It was craven, in a sense, and comical to boot,

but that was just how the world worked.

Even in the midst of abject chaos, Elisabeth was still keeping tabs on her foes.

For one, she knew that the mixed-race folk were still using the hidden demi-human village as their base of operations.

It still had the Sand Queen’s protection, after all, so there was little need for them to pack up their bags and leave.

After fleeing from their historic rout, the other races had yet to so much as approach the settlement again. That said, Elisabeth knew where it was, so as long as she wasn’t afraid of getting attacked the moment she landed, she could still at least get there.

She chose to gamble on them having fallen too deep into disarray to intercept her.

However, nothing could have prepared her for what she found there.

It was an entirely different sort of hell than it had been when she last left.

“How could something like this even happen?”

“Who would have thought that the Sand Queen would—”

The Peace Brigade members’ voices were tinged with fear.

Elisabeth had tried to stop them, but they had accompanied her to the desert regardless. Not even her warning that “the battle that lies beyond will transcend mortal comprehension” had been enough to get them to back down. As far as Lute and the others were concerned, the scariest thing of all was the prospect of not being able to help. Now, though, they simply stood in blank shock.

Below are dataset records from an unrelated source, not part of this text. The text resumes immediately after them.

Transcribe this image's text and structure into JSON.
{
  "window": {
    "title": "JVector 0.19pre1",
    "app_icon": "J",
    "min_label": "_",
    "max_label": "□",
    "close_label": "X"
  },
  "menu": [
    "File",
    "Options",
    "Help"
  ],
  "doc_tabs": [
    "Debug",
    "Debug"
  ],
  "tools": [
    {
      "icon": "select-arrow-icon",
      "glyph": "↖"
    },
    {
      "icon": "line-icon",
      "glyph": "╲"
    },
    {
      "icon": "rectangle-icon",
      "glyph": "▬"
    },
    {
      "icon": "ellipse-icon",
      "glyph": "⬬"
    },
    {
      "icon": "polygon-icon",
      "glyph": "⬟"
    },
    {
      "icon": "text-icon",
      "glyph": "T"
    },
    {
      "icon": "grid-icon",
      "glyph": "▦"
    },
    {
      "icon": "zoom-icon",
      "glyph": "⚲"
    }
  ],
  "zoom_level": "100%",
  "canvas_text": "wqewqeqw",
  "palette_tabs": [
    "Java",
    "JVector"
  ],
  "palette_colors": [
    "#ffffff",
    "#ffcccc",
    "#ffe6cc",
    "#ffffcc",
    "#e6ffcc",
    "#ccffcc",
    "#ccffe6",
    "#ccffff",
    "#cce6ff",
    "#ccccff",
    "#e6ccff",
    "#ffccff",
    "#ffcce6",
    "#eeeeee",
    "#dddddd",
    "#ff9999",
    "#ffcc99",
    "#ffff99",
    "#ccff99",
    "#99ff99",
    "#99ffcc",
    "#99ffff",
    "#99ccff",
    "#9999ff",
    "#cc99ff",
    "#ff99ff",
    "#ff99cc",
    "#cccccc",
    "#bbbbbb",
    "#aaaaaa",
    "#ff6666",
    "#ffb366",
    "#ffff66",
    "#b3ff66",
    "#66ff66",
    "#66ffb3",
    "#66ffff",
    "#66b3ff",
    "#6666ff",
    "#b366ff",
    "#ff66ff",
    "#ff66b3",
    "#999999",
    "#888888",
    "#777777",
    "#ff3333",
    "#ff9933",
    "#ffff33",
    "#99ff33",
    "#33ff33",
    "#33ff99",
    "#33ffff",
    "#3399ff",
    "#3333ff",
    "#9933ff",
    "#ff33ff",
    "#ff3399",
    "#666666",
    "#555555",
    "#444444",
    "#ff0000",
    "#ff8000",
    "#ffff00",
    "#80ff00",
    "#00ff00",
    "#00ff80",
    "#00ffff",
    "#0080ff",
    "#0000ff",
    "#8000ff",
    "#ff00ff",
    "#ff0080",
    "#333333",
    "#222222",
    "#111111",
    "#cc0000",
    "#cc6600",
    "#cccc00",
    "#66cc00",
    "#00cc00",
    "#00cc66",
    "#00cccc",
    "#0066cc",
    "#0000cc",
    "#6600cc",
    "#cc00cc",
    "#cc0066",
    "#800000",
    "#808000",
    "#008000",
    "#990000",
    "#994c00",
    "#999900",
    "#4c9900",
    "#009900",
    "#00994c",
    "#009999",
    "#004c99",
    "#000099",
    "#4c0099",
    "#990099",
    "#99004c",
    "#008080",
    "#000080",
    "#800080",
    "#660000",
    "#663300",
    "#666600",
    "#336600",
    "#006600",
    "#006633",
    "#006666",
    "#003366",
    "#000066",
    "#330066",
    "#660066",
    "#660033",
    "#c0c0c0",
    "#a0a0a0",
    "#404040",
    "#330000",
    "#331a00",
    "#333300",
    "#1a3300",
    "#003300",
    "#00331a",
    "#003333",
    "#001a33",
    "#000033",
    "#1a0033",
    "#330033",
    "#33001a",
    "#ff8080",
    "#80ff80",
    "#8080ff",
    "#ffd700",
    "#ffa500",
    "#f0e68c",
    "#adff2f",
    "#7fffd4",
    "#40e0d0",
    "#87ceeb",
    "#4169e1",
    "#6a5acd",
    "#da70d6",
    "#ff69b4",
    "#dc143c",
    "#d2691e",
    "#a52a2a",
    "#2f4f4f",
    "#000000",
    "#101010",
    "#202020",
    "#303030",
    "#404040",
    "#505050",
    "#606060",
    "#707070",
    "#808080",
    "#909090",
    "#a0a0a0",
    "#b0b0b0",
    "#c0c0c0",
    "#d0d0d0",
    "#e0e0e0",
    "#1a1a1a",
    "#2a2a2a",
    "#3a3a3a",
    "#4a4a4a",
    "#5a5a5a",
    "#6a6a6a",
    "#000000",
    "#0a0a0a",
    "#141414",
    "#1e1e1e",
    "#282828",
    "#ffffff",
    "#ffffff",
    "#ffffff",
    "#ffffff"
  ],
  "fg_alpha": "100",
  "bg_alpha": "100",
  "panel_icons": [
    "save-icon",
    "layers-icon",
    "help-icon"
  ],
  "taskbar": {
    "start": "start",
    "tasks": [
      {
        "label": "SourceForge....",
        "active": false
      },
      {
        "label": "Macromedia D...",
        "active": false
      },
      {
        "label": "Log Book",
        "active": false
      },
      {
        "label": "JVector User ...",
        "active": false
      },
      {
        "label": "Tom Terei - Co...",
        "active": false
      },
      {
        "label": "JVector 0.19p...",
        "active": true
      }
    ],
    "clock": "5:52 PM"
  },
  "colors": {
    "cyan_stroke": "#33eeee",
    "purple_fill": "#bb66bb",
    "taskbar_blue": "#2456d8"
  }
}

The hidden village was located in the Dragons’ Graveyard. It was covered in its entirety in bones, and an overlarge dragon skull had been left to serve as its front gate. At the moment, though, there was a new colossus collapsed in front of it.

The sloping semicircle its frame formed atop the ground was like looking at a hill made of sand.

Its hardened scales were cracked, exposing the strangely elastic flesh beneath. Dark blood was pooled around it on the sand like oil. It was as though a black circle had been cut directly out of the desert.

Meanwhile, the head was marred by a peculiar-looking scar. It looked like it had been opened wide up, then closed again.

Elisabeth stood motionless before the grisly spectacle. She thought back to the quotes from the poem she’d once looked into.

“A body unheld by death’s fell claim.” “A radiant form.” “A glittering frame.”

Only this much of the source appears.